B. Xiang1,2, X. Tao3, Y. Wang4, W. Liao5, S. Zhang6, and Y. Zhao1; 1Department of Radiation Oncology, Sichuan Cancer Hospital & Institute, Sichuan Cancer Center; Cancer Hospital affiliate to University of Electronic Science and Technology of China, Chengdu, China, 2School of Medicine, University of Electronic Science and Technology of China, Chengdu, China, 3University of electronics and technolodgy of China, chengdu, China, 4Sichuan Cancer Hospital and Research Institute, University of Electronic Science and Technology of China, Chengdu, China, Chengdu, China, 5Sichuan Cancer Hospital & Institute, Cancer Hospital affiliate to School of Medicine, University of Electronic Science and Technology of China, Chengdu, China, 6Sichuan Clinical Research Center for Cancer,Sichuan Hospital Cancer & Institute, Sichuan Cancer Center, University of Electronic Science and Technology of China, Chengdu, China

Purpose/Objective(s): Radioresistance limits the efficacy of radiotherapy, but the epigenetic determinants of this process remain poorly understood. Our objective was to screen pan-cancer epigenetic regulators associated with radiosensitivity and radioresistance.

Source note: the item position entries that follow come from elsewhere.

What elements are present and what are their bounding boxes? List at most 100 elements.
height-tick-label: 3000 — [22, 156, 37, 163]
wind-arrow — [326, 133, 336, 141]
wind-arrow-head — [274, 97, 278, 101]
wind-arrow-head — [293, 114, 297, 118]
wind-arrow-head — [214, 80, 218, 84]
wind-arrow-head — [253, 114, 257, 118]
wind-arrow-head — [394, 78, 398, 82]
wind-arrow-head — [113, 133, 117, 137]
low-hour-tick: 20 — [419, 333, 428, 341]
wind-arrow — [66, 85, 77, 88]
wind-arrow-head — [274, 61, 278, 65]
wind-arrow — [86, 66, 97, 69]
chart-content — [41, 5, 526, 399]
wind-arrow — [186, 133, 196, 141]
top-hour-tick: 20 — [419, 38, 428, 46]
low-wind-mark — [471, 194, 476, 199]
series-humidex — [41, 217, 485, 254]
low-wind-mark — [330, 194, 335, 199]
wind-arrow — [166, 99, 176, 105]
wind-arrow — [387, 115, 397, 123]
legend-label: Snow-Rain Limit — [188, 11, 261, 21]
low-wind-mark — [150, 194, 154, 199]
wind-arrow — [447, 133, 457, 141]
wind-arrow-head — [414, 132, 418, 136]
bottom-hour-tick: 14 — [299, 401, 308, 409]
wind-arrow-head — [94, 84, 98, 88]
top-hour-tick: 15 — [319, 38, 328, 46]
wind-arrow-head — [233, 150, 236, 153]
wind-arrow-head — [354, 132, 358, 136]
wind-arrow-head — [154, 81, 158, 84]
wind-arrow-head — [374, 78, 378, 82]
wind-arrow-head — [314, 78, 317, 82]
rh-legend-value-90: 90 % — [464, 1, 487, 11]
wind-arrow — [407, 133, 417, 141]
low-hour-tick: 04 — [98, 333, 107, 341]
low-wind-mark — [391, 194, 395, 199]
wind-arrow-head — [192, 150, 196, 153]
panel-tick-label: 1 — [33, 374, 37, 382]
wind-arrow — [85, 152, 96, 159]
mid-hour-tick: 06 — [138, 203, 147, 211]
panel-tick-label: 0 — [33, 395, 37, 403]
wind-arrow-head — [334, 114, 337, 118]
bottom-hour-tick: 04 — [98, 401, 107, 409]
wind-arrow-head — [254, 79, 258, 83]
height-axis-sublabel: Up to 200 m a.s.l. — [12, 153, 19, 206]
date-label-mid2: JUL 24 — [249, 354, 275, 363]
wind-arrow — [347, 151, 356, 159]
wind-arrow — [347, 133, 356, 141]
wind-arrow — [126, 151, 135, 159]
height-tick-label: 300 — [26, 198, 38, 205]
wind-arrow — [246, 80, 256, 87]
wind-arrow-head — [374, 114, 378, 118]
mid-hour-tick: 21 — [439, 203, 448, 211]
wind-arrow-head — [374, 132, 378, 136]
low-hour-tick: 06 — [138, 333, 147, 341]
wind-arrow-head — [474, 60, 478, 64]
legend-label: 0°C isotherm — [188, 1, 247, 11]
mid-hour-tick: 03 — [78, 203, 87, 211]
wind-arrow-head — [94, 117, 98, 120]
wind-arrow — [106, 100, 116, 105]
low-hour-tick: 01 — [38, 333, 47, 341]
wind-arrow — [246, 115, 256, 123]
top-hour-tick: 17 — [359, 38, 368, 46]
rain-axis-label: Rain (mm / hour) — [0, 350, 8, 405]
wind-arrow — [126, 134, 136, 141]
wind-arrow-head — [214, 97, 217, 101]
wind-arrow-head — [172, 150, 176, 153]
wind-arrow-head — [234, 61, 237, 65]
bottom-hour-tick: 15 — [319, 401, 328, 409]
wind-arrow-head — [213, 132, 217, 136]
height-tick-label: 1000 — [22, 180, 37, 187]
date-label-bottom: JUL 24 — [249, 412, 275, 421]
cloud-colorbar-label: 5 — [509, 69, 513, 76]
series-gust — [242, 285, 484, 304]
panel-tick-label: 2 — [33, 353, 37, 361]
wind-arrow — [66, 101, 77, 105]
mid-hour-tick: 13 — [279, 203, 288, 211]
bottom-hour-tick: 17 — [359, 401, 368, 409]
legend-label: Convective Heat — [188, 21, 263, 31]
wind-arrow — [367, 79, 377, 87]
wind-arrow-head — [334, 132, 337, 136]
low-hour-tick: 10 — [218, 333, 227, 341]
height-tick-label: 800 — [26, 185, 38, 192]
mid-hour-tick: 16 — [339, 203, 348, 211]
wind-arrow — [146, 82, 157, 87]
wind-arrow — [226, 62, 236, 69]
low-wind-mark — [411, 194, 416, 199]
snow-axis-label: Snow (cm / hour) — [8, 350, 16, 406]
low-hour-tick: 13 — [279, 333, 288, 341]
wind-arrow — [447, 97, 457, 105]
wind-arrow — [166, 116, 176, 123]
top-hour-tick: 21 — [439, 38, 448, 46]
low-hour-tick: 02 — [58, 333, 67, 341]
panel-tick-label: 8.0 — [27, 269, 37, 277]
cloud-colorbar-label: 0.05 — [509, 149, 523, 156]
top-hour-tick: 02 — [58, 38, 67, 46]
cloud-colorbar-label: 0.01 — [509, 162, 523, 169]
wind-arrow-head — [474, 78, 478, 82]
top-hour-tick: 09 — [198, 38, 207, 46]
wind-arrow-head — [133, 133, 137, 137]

Materials/Methods: Epigenetic Crispr screening was combined with second-generation sequence technology to identify epigenetic regulators of radiosensitivity and radioresistance. We performed epigenetic CRISPR-Cas9 screens in murnie cell lines Hepa1-6 (hepatic carcinoma), LLC1 (lung adenocarcinoma) and MC38 (colon carcinoma)to systematically discover epigenetic regulators of radioresistance through cell proliferation assay and colony formation assay. The functions of identified genes were further validated in radioresistant cells lines.

Results: In vitro CRISPR screens demonstrated that perturbation of Asf1b, Glyr1, H1f5, and Men1 enhanced radioresistance. MEN1 is a regulator of alternative splicing and prevents R-loop-induced genome instability through suppression of RNA polymerase II elongation. Ectopic MEN1 expression increased radiosensitivity in all cell lines.

Conclusion: In summary, we provide an atlas of the epigenetic regulators of radioresistance and demonstrate that modulation of epigenetic state can improve radiosensitivity.